2) Implied Assumption of Risk
This is tacit consent, meaning the plaintiff’s actions (or lack thereof) can be interpreted to mean they agreed to participate in a certain activity. It can also be a valid defense in court.
This is very common because it is assumed in many everyday situations. A good example is when someone walks into a construction site without the required protective gear like helmets and boots. If the person gets struck by a falling object, the property owner will likely not be held responsible for the victim’s injuries. Similarly, if someone walks into a convenience store with a wet floor and chooses to continue shopping despite this, they’re assumed to shoulder the risks associated with doing this. Should the person slip and fall, the store owner won’t be held liable for such injuries. Of course, there has to be a clear warning sign at both sites for an implied assumption of risk defense to work in the defendant’s favor.

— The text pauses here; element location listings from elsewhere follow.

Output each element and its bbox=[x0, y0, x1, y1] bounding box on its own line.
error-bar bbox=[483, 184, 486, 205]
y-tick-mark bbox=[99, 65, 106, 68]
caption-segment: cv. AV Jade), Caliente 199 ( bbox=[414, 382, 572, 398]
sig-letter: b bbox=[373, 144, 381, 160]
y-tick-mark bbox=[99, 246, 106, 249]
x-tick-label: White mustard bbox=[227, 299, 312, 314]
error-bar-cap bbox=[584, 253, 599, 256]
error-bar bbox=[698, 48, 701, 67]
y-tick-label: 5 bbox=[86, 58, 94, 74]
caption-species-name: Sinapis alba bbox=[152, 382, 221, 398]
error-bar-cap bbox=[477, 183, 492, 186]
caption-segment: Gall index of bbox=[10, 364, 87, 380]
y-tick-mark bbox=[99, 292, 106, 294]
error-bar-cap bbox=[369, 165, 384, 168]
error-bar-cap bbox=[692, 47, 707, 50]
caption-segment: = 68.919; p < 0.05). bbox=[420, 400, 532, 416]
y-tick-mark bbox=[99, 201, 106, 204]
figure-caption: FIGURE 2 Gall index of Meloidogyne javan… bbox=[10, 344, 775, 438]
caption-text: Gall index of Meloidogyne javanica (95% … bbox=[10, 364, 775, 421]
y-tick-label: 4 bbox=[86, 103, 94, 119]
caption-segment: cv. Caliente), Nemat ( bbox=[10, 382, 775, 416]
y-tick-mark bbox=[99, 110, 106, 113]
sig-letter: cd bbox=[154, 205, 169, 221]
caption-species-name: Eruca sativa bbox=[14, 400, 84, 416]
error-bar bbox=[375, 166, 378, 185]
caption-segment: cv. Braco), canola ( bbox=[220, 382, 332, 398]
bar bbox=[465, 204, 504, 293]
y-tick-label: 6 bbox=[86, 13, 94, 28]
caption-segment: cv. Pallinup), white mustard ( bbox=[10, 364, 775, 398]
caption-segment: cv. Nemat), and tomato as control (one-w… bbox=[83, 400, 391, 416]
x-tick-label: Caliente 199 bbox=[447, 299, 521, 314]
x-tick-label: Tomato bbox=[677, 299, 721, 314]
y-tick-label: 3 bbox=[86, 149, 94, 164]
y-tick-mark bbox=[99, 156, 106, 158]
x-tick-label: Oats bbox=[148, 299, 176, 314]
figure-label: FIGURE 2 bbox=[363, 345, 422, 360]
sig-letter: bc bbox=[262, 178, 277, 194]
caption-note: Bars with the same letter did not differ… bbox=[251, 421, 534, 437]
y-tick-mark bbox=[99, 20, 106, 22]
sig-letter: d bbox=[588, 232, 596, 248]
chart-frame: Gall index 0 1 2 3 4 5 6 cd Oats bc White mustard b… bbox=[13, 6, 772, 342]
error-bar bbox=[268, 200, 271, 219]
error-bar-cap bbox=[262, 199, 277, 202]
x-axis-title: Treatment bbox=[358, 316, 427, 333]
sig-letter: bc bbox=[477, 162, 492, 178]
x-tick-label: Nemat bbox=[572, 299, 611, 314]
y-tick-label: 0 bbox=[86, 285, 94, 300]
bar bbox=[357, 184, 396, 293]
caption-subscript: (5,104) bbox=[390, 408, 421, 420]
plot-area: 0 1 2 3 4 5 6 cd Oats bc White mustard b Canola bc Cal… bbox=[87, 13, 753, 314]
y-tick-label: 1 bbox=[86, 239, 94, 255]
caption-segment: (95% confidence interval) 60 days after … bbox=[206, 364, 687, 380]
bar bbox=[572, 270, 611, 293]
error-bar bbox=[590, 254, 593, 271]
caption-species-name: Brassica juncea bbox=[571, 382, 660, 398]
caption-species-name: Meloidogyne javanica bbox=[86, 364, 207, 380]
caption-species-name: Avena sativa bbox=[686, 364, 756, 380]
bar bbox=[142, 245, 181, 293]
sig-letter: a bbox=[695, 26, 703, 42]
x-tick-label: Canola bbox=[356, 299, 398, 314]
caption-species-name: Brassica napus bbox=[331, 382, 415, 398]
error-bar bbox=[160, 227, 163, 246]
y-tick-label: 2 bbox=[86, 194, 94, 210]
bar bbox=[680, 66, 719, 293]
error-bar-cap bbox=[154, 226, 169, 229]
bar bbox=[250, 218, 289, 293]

In both types of assumption of risk, there may be situations that favor the plaintiff. For example, if the defendant acted maliciously and did things that actively contributed to the plaintiff’s injury or death, they can still be held liable despite any assumptions of risk, implied or otherwise. However, the plaintiff’s lawyer still has to prove this in court beyond a reasonable doubt.
How Negligence Factors In
Sometimes, the plaintiff’s actions can be interpreted as contributing to their misfortune or accident. This is known as negligence. If the plaintiff’s actions (or lack thereof) can be proven to be a factor in their accident, this could nullify their personal injury claim in court.
If the plaintiff is found to have been negligible to a certain degree, the court may decide to award them damages according to their degree of culpability. This situation is known as comparative negligence. Sometimes, the court may choose not to award any damages even if the plaintiff only contributed little to the accident. This is known as contributory negligence.
In both types of negligence, the defendant’s attorney can argue an assumption of risk. By choosing to do something, the plaintiff is assumed to know the possible outcomes associated with it.
Ultimately, proving a personal injury case becomes harder every time there is an element of the assumption of risk. An experienced personal injury lawyer offers the best opportunity at proving the plaintiff’s case.